A existência de uma estalagem num local tão remoto é justificado por um festival anual que faz vir à aldeia pessoas dos quatro cantos da Suíça - um espectáculo de marionetas muito especial, representado apenas uma vez por ano, e que se repete inalterado há mais de um século. E o festival aproxima-se...
Se a versão televisiva for tão interessante como as descrições de The Workshop of Filthy Creation, vale bem a pena vasculhar arquivos à sua procura. O argumento socorre-se de um pesado ambiente gótico, que exagera as trevas, o isolamento e a decadência. As personagens que o escritor e a sua família encontram na estranha estalagem têm o seu quê de aberrante e grotescto. O tom do argumento puxa ao grotesco, com inúmeras descrições tenebrosas do ambiente em que os personagens estão mergulhados. E a conclusão da história, embora não termine da pior maneira possível, termina de uma forma grotesca - o tal espectáculo de marionetas era representado por marionetas humanas, o resultado dos séculos de experiências do homem que inspirou a Mary Shelley o personagem de Dr.

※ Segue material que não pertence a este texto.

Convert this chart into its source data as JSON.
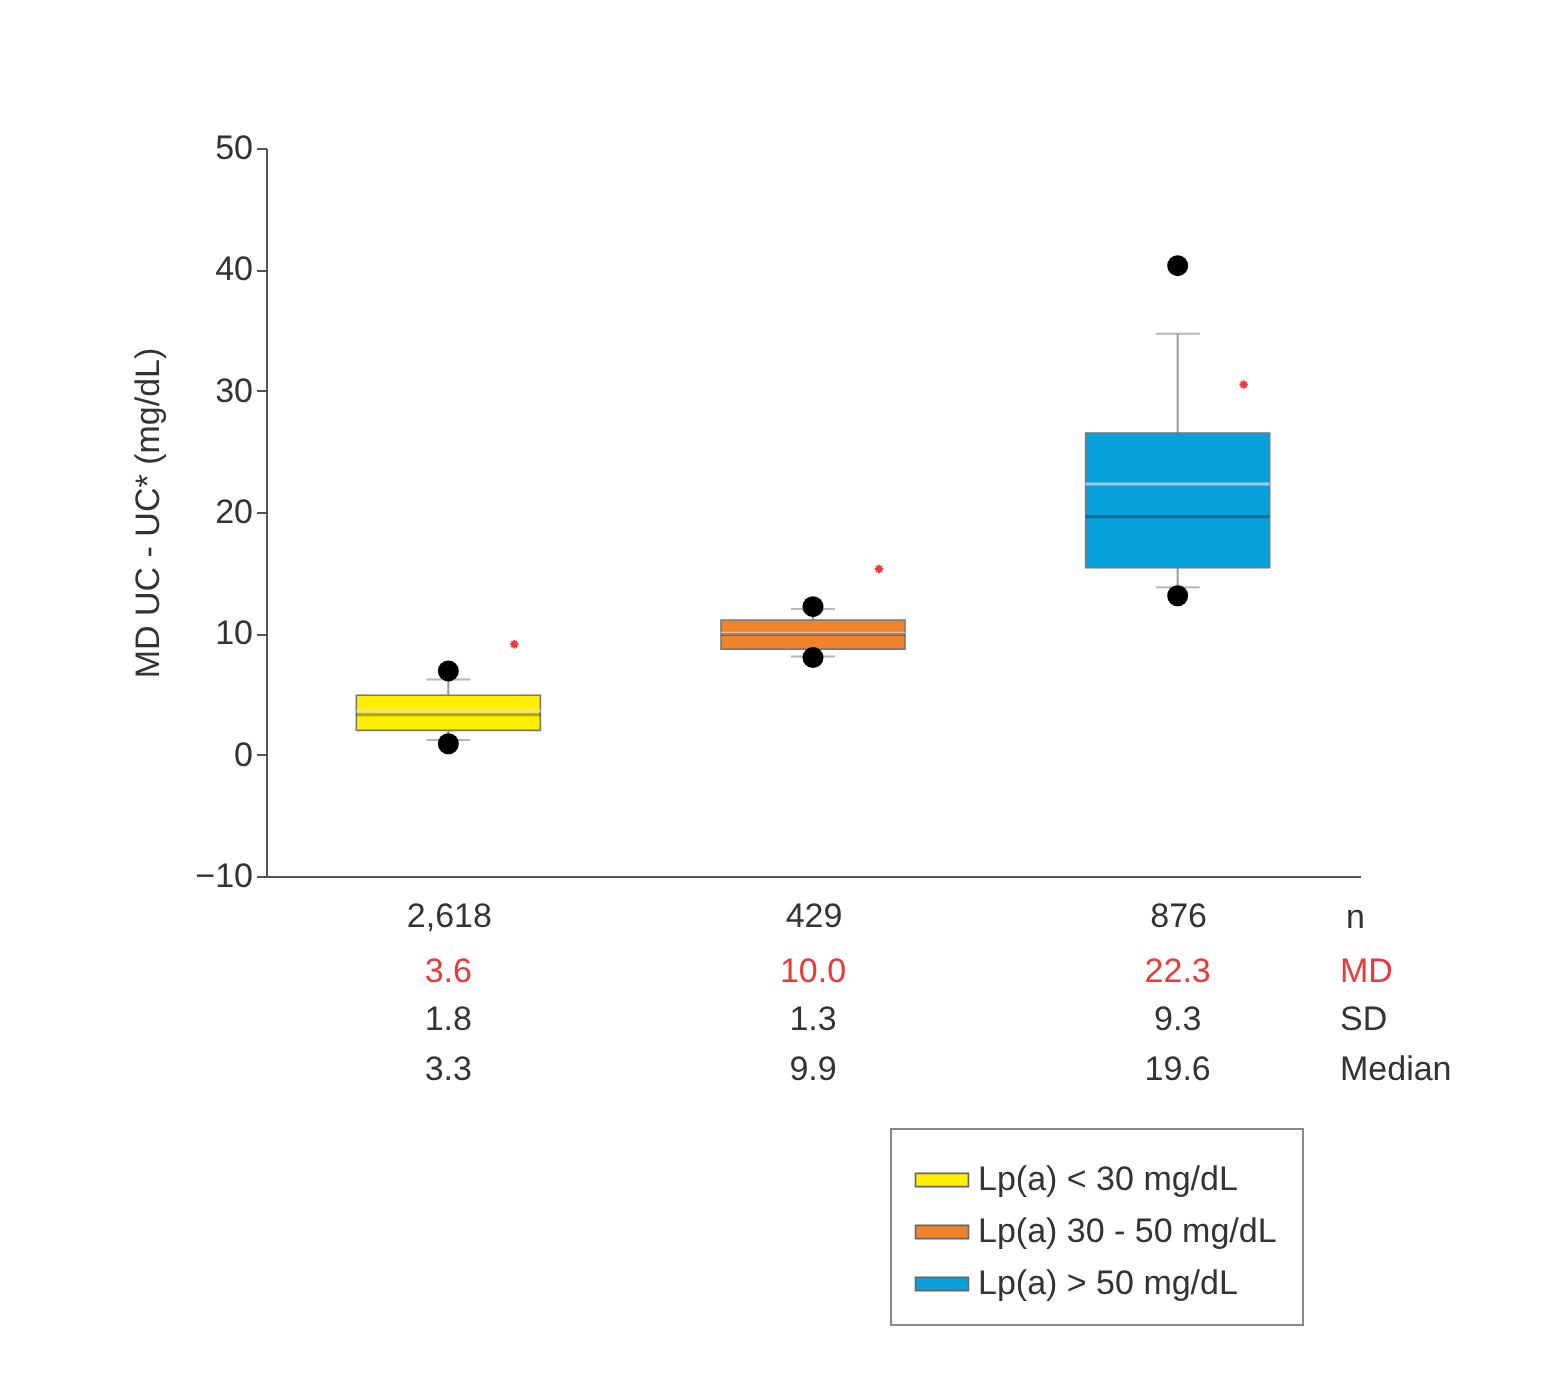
{
  "chart_data": {
    "type": "box",
    "ylabel": "MD UC - UC* (mg/dL)",
    "ylim": [
      -10,
      50
    ],
    "yticks": [
      -10,
      0,
      10,
      20,
      30,
      40,
      50
    ],
    "grid": false,
    "legend": "bottom right",
    "marker": "circle",
    "categories": [
      "2,618",
      "429",
      "876"
    ],
    "series": [
      {
        "name": "Lp(a) < 30 mg/dL",
        "color": "#ffee00",
        "boxes": [
          {
            "low": 1.2,
            "q1": 2.0,
            "median": 3.3,
            "q3": 4.9,
            "high": 6.2,
            "mean": 3.6,
            "outliers": [
              0.9,
              6.9
            ]
          },
          null,
          null
        ]
      },
      {
        "name": "Lp(a) 30 - 50 mg/dL",
        "color": "#f0832a",
        "boxes": [
          null,
          {
            "low": 8.1,
            "q1": 8.7,
            "median": 9.9,
            "q3": 11.1,
            "high": 12.0,
            "mean": 10.0,
            "outliers": [
              8.0,
              12.2
            ]
          },
          null
        ]
      },
      {
        "name": "Lp(a) > 50 mg/dL",
        "color": "#0aa0dc",
        "boxes": [
          null,
          null,
          {
            "low": 13.8,
            "q1": 15.4,
            "median": 19.6,
            "q3": 26.5,
            "high": 34.7,
            "mean": 22.3,
            "outliers": [
              13.1,
              40.3
            ]
          }
        ]
      },
      {
        "type": "scatter",
        "marker": "cross",
        "color": "#e8393b",
        "x": [
          "2,618",
          "429",
          "876"
        ],
        "values": [
          9.1,
          15.3,
          30.5
        ]
      }
    ],
    "annotations": [
      "n",
      "3.6",
      "10.0",
      "22.3",
      "MD",
      "1.8",
      "1.3",
      "9.3",
      "SD",
      "3.3",
      "9.9",
      "19.6",
      "Median"
    ]
  }
}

Frankenstein, ainda vivo graças à sua ciência maldita, grotesco e decrépito enquanto prossegue as investigações no seu tenebroso laboratório. Mas tranquilizem-se; os estalajadeiros, marionetes de carne construídas pelo mestre das marionetas, não tencionam utilizar o escritor e a sua família como peças sobresselentes. No dia seguinte à representação, Lawrence e a sua família partem em paz, em direcção ao mundo moderno, embebidos no entanto pela loucura daquele lugar insano e dos seus grotescos habitantes.
No final do episódio a narrativa de Lawrence é considerada demasiado fantasiosa para ser autêntica, não lhe sendo concedida admissão no restrito clube de investigadores do sobrenatural.

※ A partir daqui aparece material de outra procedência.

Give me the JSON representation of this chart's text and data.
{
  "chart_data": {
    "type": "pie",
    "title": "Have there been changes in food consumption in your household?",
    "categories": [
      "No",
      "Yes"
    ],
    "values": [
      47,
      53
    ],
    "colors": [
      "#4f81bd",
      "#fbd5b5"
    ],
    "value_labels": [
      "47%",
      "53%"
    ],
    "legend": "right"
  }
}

The Workshop of Filthy Creation não serve para ser lida em busca de subtextos ou sentidos obscuros. Ântes pelo contrário, o conto/argumento torna-se interessante pelo uso sublime dos estereotipos da ficção de horror, sendo uma interessantíssima variação do mito do homem cuja ciência o leva a querer sobrepôr-se a deus. Na série televisiva, o argumento surgiu com o menos sugestivo mas mais mediático título de Night of the Marionettes.